De ki: "Allah'a da itaat edin, resule de. Eğer yüz çevirirseniz/yüz çevirirlerse, onun görevi ona yükletilen, sizin göreviniz de size yükletilendir. Eğer ona itaat ederseniz yolu bulursunuz. Resule düşen, açık bir tebliğden başkası değildir." 24. sure (NÛR) 54. ayet (Resmi: 24/İniş:102/Alfabetik: 84)

"Eğer yalanlarsanız bilin ki, sizden önceki ümmetler de yalanlamıştı. Resule de düşen, açık bir tebliğden başka şey değildir." 29. sure (ANKEBÛT) 18. ayet (Resmi: 29/İniş:85/Alfabetik:8)

Onlar ki Allah'ın mesajlarını tebliğ edip O'ndan korkarlar, Allah'tan gayrı hiç kimseden korkmazlar. Hesap sorucu olarak Allah yeter. 33. sure (AHZÂB) 39. ayet (Resmi: 33/İniş:97/Alfabetik:4)

"Bize düşen, açık bir tebliğden başka şey değildir." 36. sure (YÂSÎN) 17. ayet (Resmi: 36/İniş:41/ Alfabetik:108)

Yüz çevirirlerse, biz seni onlar üzerine bekçi göndermemişiz.
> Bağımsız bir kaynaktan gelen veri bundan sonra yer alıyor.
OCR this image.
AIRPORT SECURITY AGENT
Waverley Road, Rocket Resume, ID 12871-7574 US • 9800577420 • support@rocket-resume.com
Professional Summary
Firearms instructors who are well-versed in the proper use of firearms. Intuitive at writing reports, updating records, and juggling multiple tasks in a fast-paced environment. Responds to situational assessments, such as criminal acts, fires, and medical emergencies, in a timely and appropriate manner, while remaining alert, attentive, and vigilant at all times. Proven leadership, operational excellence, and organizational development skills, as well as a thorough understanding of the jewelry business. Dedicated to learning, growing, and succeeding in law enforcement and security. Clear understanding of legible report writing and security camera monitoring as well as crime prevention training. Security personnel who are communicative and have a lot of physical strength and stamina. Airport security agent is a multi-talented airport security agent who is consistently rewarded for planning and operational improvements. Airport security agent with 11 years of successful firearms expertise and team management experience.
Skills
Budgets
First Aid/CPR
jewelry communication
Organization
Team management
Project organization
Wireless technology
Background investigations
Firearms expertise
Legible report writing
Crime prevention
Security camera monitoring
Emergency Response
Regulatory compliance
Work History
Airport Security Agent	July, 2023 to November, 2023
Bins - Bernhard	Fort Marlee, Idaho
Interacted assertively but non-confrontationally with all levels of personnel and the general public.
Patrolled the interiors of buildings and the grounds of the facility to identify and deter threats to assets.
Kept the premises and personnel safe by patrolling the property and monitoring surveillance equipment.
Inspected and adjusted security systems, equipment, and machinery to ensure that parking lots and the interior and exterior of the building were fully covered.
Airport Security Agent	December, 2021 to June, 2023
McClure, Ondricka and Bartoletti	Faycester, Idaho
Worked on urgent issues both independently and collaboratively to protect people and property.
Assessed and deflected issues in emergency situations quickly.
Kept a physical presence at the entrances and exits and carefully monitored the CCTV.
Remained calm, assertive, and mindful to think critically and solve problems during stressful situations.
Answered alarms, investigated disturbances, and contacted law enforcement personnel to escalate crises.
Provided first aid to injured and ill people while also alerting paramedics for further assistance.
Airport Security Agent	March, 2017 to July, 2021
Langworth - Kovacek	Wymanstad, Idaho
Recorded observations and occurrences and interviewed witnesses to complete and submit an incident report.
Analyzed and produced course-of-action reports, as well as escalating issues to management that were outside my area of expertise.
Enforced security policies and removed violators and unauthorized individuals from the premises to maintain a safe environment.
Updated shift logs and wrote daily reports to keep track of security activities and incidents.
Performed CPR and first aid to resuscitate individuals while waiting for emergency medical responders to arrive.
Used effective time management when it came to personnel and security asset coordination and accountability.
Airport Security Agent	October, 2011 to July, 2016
Sana düşen, tebliğden başkası değildir. Biz insana, bizden bir rahmet tattırdığımızda, onunla sevinip şımarır. Kendi ellerinin hazırladığından bir kötülük başlarına sarılınca, bakarsın insan, alabildiğine nankörleşmiştir. 42. sure (ŞÛRÂ) 48. ayet (Resmi: 42/İniş:62/Alfabetik:95)

Dedi: "İlim, ancak Allah katındadır. Ben size, bana vahyedileni tebliğ ediyorum. Fakat sizin, cahillik edip duran bir toplum olduğunuzu görüyorum." 46. sure (AHKAF) 23. ayet (Resmi: 46/İniş:66/ Alfabetik:3)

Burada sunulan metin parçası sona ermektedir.